The idea is not really all that new. Perhaps older readers may remember that odd excursion into games designing by Quicksilva, Games designer, where several different game structures could be configured from a wide choice of available graphic characters and attack waves. This was fairly limiting though, as it left little creation to the player, just a choice of combinations. Remember the Robin Candy Playing Tips cassette last year, that contained a program by Phil Churchyard which would let the player rearrange the rooms, objects and exits of Sweevo’s World from Gargoyle. Again, it didn’t allow you to create your own graphics. 3D Game Maker does just that.
The package consists of three programs, 3D Graphic Editor, 3D Room Designer and 3D Gamemaker.
As its name implies, the first provides a graphics utility, which accesses the available range of graphic blocks/sprites and allows you to modify or create your very own designs. Each graphic is assigned to a function, ie fixed or moving/crumbling object, background/room border block or player/nasty sprite.
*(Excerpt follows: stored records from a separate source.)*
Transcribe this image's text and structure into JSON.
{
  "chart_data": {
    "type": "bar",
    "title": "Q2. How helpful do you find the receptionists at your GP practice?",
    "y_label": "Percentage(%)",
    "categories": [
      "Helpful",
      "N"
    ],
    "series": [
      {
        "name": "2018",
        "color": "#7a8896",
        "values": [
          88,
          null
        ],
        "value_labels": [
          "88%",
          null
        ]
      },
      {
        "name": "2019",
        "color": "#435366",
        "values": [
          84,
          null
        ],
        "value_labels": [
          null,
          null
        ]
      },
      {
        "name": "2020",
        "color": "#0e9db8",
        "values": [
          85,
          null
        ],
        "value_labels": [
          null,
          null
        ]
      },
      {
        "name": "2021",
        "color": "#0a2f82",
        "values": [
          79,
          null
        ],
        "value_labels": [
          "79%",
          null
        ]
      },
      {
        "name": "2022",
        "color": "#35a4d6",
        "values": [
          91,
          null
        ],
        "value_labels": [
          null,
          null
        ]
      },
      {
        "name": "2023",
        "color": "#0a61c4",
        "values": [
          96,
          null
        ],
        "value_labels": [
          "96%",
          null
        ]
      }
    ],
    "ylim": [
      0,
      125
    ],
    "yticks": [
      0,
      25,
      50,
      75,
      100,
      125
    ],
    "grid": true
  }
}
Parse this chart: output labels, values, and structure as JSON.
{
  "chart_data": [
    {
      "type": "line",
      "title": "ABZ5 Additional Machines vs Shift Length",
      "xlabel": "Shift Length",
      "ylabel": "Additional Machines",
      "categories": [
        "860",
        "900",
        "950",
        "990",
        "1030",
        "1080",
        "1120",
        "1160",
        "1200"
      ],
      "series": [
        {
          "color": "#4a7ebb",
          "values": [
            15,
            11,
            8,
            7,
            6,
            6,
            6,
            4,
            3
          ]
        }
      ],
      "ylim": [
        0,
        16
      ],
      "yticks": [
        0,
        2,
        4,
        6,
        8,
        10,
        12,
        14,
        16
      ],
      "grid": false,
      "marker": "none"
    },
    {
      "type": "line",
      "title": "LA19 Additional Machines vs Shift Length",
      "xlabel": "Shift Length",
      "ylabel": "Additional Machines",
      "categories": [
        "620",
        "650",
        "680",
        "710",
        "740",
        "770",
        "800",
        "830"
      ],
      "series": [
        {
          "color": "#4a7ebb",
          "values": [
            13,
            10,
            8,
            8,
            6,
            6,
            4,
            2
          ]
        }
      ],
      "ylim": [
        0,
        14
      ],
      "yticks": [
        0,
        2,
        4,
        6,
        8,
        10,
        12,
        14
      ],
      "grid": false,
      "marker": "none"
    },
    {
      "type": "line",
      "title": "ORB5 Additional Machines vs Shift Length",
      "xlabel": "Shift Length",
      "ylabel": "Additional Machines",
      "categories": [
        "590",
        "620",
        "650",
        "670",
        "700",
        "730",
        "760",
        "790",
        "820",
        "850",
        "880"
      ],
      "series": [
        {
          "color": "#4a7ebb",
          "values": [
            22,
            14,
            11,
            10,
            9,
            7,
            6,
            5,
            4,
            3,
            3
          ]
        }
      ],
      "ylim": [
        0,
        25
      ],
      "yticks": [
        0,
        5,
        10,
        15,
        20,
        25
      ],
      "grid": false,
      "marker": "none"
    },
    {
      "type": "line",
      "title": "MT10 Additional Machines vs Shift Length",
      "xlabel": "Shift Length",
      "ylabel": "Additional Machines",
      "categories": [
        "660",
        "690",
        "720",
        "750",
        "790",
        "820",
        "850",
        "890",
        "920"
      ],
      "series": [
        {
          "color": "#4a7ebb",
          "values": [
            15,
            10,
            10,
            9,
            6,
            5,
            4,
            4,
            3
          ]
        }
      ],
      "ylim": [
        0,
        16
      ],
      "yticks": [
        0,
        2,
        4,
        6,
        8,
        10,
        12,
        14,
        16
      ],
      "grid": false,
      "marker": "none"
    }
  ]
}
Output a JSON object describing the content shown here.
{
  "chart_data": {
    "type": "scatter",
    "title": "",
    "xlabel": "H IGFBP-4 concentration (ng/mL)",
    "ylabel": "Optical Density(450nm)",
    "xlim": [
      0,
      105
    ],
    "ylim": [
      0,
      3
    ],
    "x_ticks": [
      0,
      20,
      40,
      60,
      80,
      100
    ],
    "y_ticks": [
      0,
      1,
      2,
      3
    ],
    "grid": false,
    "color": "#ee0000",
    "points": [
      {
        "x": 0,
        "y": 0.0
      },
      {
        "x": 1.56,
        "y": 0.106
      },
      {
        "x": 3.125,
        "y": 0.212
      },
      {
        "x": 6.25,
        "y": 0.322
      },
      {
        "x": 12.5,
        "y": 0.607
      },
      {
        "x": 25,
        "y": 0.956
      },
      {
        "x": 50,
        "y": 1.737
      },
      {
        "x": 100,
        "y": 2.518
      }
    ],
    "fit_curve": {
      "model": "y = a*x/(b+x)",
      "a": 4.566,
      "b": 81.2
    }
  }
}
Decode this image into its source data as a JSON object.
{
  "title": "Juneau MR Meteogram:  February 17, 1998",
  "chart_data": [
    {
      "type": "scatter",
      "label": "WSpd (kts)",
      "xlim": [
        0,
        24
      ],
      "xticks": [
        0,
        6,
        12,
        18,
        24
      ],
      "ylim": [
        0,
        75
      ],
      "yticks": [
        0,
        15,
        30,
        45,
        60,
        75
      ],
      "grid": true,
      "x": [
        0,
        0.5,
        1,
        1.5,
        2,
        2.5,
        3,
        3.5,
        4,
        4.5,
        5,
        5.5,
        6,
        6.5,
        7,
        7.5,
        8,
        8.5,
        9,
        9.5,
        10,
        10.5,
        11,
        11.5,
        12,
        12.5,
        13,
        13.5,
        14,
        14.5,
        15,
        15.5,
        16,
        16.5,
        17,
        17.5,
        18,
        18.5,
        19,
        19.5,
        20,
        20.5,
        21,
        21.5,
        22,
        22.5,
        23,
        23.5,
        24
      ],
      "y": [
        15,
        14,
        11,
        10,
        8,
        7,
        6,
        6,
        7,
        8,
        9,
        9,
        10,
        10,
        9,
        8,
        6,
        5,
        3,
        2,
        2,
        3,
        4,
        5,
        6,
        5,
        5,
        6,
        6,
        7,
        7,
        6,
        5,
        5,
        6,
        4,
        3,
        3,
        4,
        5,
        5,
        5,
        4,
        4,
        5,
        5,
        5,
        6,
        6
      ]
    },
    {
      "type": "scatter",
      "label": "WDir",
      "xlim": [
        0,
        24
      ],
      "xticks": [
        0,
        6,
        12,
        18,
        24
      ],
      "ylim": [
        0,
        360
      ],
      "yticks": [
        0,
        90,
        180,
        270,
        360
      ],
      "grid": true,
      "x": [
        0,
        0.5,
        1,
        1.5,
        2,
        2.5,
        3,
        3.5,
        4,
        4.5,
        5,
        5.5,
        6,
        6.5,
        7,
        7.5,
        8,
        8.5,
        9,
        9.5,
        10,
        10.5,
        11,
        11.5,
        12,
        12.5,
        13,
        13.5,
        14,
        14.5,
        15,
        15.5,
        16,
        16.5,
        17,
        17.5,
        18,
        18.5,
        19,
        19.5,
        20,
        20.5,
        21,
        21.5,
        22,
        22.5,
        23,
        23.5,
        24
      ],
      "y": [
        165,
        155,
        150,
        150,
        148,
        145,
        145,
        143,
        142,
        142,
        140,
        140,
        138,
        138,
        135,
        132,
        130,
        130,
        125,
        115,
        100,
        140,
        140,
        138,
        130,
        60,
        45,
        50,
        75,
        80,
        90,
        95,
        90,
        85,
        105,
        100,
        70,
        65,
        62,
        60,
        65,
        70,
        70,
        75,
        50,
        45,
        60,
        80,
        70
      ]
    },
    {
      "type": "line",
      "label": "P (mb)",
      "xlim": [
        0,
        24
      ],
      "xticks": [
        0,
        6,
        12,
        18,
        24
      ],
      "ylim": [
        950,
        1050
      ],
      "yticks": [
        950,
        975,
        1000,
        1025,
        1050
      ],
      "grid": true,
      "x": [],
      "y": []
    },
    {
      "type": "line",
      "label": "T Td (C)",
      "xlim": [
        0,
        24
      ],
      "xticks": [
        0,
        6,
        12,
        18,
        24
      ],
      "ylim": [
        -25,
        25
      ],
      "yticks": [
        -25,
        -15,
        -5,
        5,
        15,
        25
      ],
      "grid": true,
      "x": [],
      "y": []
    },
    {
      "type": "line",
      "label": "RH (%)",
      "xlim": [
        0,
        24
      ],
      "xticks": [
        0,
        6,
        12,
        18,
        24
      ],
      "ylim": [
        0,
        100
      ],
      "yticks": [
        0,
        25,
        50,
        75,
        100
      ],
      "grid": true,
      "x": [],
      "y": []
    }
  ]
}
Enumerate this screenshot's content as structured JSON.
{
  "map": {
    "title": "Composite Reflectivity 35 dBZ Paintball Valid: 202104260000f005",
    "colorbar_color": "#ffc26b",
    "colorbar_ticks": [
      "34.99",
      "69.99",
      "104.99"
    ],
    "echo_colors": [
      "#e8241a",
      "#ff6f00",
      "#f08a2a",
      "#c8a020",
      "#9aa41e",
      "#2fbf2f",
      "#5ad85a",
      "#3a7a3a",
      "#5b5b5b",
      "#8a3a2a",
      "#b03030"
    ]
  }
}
This function cannot obviously be changed, only the look of it.
Each graphic requires the generation of a mask to clear the background — but this is made easier by the automatic mask generator, which follows the new object’s outlines and provides a quick starting point for further modification. An individual block can be stored in a temporary buffer, so that it can be copied into the next graphic block — useful for moving sprites or for similar looking objects. The block can be flipped over from left to right and a fill routine provides some further help in the creation of your graphical element. SAVE, VERIFY and LOAD routines are provided for permanent storage.
The 3D Room Designer is a facility for positioning objects and aliens at any point, and for the addition or removal of the exits which connect rooms. The colour of each room can be specified. Each object position requires memory and a memory status indicator displays the amount of memory still left.
The game area is a 16 by 16 matrix of rooms, but only one quarter of this is displayed, with an indicator to indicate which quarter is active. The position of the current room is indicated in the lower right-hand corner of the screen along with the position of the current object within the room. A 15 by 15 matrix shows the horizontal position, and a bar graph the actual height of the object within the room.
The current object can be selected by scanning the complete graphic repertoire for objects and aliens, and the joystick/cursor keys are used to move the object about. An Epson screen dump may be executed for keeping a record of the game area. Generated room data may be saved, verified and loaded from tape for later use.
The 3D Gamemaker is the master program which is required to save the customised version as an autonomous file on cassette. This loads with an example game called 3D Adventure, which can be accessed from the main menu, and which should provide a good example of what can be achieved. The same menu, however, provides the facility of loading the customised graphics and room data. The game can then be tested and, if satisfactory, saved with the appropriate name as an independent game file.
The utility programs are very well presented and designing the graphics and the room layout is simple and enjoyable, as most of the commands are accessed in true point and click style.
If the package were to be judged purely on the merits of the sample game, it would not end up in the top charts, in fact it would be rated as a poor to mediocre version of the particular game style. But with the possibility of creating your very own version, it should interest some of the would-be m/c programmers, who will never make it on their own. As long as nobody expects to create a new games technique with it, 3D Gamemaker should prove to be a versatile utility within the constraints of the program framework, but it’s important to remember that apart from the disposition of the rooms and the objects, it’s only the graphical look of the game that is going to change.